Ketiga,  Perubahan akan terjadi jika rakyat menuntut adanya perubahan, saat itu tidak ada pihak manapun  termasuk  barat dengan segala kekuatannya yang bisa menghalangi perubahan. Sayang , perubahan yang terjadi belum maksimal baru perubahan orang atau pribadi penguasa. Rezim yang satu jatuh dan diganti oleh penguasa yang lain yang tetap loyal kepada pihak barat imperialis dan mengadopsi sistem sekular.
Keempat,  Perubahan hakiki yang seharusnya diwujudkan adalah perubahan yang di contohkan oleh Rosul SAW dan para sahabat, Yaitu perubahan menuju Allah, menuju Islam, aqidah dan syariah sebagai pandangan hidup dan sistem yang diterapkan untuk mengatur urusan masyarakat.
Kelima,  Perubahan yang hakiki akan terwujud jika umat bergerak pada perubahan yang hakiki itu.
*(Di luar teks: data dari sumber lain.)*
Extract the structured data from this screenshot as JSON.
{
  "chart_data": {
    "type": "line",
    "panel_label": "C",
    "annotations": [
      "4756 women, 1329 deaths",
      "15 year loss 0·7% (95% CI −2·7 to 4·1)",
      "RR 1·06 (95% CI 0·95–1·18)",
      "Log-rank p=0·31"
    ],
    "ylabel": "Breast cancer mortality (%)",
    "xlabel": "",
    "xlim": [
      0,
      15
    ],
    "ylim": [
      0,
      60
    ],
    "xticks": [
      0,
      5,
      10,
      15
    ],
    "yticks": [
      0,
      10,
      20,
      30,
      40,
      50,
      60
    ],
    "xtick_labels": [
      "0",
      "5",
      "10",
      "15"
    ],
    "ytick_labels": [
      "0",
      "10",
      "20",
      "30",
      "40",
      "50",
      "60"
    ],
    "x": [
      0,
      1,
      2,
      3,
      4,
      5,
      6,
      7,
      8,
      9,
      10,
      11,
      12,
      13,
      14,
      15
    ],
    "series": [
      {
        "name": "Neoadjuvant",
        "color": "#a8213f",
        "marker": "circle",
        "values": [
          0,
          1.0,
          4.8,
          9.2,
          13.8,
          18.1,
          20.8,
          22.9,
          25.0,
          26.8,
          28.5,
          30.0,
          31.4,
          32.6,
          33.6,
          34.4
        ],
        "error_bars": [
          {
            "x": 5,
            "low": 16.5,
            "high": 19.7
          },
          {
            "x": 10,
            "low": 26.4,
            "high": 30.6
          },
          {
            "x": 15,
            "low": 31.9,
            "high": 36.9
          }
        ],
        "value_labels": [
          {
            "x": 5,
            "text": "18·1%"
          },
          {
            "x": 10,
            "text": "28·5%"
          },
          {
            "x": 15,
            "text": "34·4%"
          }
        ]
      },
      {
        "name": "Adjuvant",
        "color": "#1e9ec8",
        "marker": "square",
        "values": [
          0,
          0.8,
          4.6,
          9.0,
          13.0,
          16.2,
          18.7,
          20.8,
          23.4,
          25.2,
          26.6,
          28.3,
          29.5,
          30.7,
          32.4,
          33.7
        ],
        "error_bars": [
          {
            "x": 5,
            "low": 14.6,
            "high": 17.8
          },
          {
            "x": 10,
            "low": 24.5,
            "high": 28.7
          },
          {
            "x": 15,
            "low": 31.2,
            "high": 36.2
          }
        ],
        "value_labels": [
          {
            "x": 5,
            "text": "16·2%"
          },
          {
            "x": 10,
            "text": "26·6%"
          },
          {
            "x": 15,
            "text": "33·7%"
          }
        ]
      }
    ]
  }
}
Untuk itu umat harus sadar dan paham tentang rusak dan bobroknya sistem yang sedang eksis. Umat harus sadar dan paham tentang sistem islam dan bahwa syariah islam merupakan  sistem yang terbaik dan diridhai Allah dan RosulNya, serta hanya mungkin sempurna di terapkan dalam bingkai khilafah Rasyidah ‘ala minhaj an nubuwah. Umat juga harus sadar dan paham,  mewujudkan perubahan hakiki dengan menerapkan syariah islam adalah tuntutan keimanan mereka. Kesadaran itu yang akan melahirkan gerakan umat menuntut dan merealisasi perubahan hakiki itu. Semua tiu hanya dapat diwujudkan melalui gerakan penyadaran, dakwah yang terus menerus. Itulah aktivitas perjuangan yang rill dan serius mewujudkan perubahan yang hakiki. Yang harus kita lakukan adalah turut andil seoptimal mungkin dalam upaya mewukudkan kesadaran-kesadaran  dalam diri umat dengan segenap komponennya terutama ahlul quwah, para tokoh dan ulama. Setiap kita bisa melakukanya, tidak ada sesuatupun yang membuat kita tidak bisa.Sebesar apapun andil kita dalam hal itu akan kita petik buahnya di akhirat kelak dihadapan Allah SWT,Amin amin amin ya robbal alamin. (sumber; Al Islam).